De Nederlandse schrijver en essayist Dirk Ayelt Kooiman werd geboren in Amsterdam op 3 januari 1946. Kooiman kwam zowel van vaders- als moederszijde uit families van predikanten en was een zoon van prof. dr. Willem Jan Kooiman (1903-1968), luthers predikant en hoogleraar, en Margaretha Alida Wumkes (1902-1996). Zijn moeder was een dochter van hervormd predikant dr. Geert Aeilco Wumkes (1869-1954). Kooiman was met Thomas Graftdijk oprichter en redacteur van Soma (1968-1972).

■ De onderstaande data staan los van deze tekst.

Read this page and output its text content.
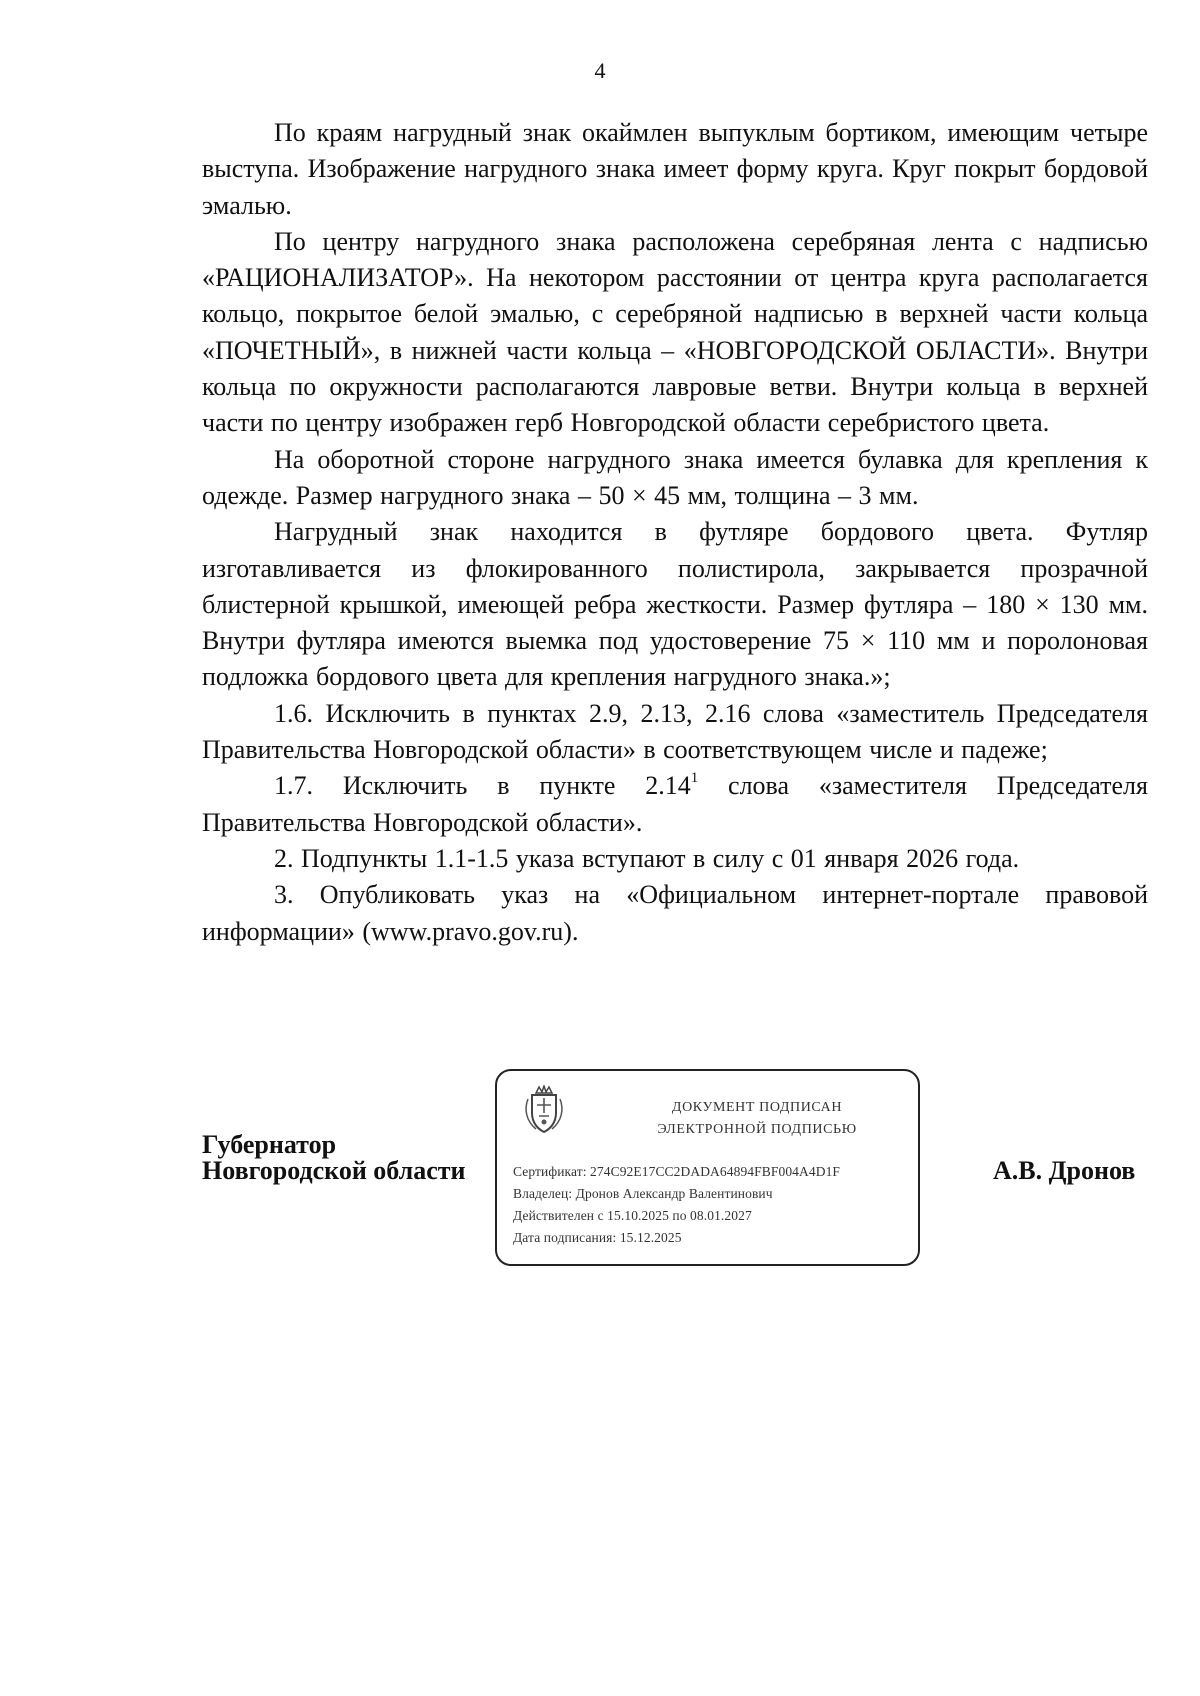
4

По краям нагрудный знак окаймлен выпуклым бортиком, имеющим четыре выступа. Изображение нагрудного знака имеет форму круга. Круг покрыт бордовой эмалью.

По центру нагрудного знака расположена серебряная лента с надписью «РАЦИОНАЛИЗАТОР». На некотором расстоянии от центра круга располагается кольцо, покрытое белой эмалью, с серебряной надписью в верхней части кольца «ПОЧЕТНЫЙ», в нижней части кольца – «НОВГОРОДСКОЙ ОБЛАСТИ». Внутри кольца по окружности располагаются лавровые ветви. Внутри кольца в верхней части по центру изображен герб Новгородской области серебристого цвета.

На оборотной стороне нагрудного знака имеется булавка для крепления к одежде. Размер нагрудного знака – 50 × 45 мм, толщина – 3 мм.

Нагрудный знак находится в футляре бордового цвета. Футляр изготавливается из флокированного полистирола, закрывается прозрачной блистерной крышкой, имеющей ребра жесткости. Размер футляра – 180 × 130 мм. Внутри футляра имеются выемка под удостоверение 75 × 110 мм и поролоновая подложка бордового цвета для крепления нагрудного знака.»;

1.6. Исключить в пунктах 2.9, 2.13, 2.16 слова «заместитель Председателя Правительства Новгородской области» в соответствующем числе и падеже;

1.7. Исключить в пункте 2.14$^1$ слова «заместителя Председателя Правительства Новгородской области».

2. Подпункты 1.1-1.5 указа вступают в силу с 01 января 2026 года.

3. Опубликовать указ на «Официальном интернет-портале правовой информации» (www.pravo.gov.ru).

Губернатор
Новгородской области
ДОКУМЕНТ ПОДПИСАН
ЭЛЕКТРОННОЙ ПОДПИСЬЮ
Сертификат: 274C92E17CC2DADA64894FBF004A4D1F
Владелец: Дронов Александр Валентинович
Действителен с 15.10.2025 по 08.01.2027
Дата подписания: 15.12.2025
А.В. Дронов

Hij geldt, met Doeschka Meijsing, Nicolaas Matsier en Frans Kellendonk, als een uitgesproken representant van het literair tijdschrift De Revisor, dat als opvolger van Soma door hem en Graftdijk in 1974 werd opgericht en waarvan hij tot 1994 redacteur was. Hij zette in De Revisor zijn opvattingen over literatuur uiteen, die onder meer inhielden dat de anekdote en het realisme niet in de literatuur thuishoorden. Daartegenover stonden hij en zijn medestanders een meer analytische, geconstrueerde schrijfwijze voor, die de Revisor-auteurs de bijnaam ‘academisten’ opleverde. Kooiman schreef romans en verhalen. Met “Een romance” (1973) bereikte hij een groot publiek. Hij trok ook de aandacht met “De grote stilte” (1975) en “De vertellingen van een verloren dag” (1980). Zijn bekendste boek is de “non-fictieve roman “Montyn” (het levensverhaal van de kunstenaar Jan Montyn) uit 1982. Kooiman schreef ook een aantal film- en televisiescripts, onder meer voor “Prettig weekend, meneer Meijer” van Orlow Seunke (1978) en “De Dream” van Pieter Verhoeff (1985).
Uit: Een romance
“Half acht. Geen zuchtje wind dreef door de wijdgeopende vensters naar binnen. Het was of de atmosfeer, verlamd door de broeierige hitte, iedere beweging smoorde en zelfs te loom was om geluid doortocht te verlenen, want het was onnatuurlijk stil. De vochtige lucht omvatte ons, drukte ons neer, verstikte ons alsof we ondergedompeld lagen in een lauw en troebel bad. De lakens van het bed waren kleverig, ook de geringste aanraking met het lichaam van de ander was onaangenaam en zelfs benauwend. Ik draaide me om, terwijl ik me ertoe wist te dwingen achter mijn rug haar hand in de mijne te nemen om me te verontschuldigen voor deze verwijdering. Zo keek ik door het raam naar buiten.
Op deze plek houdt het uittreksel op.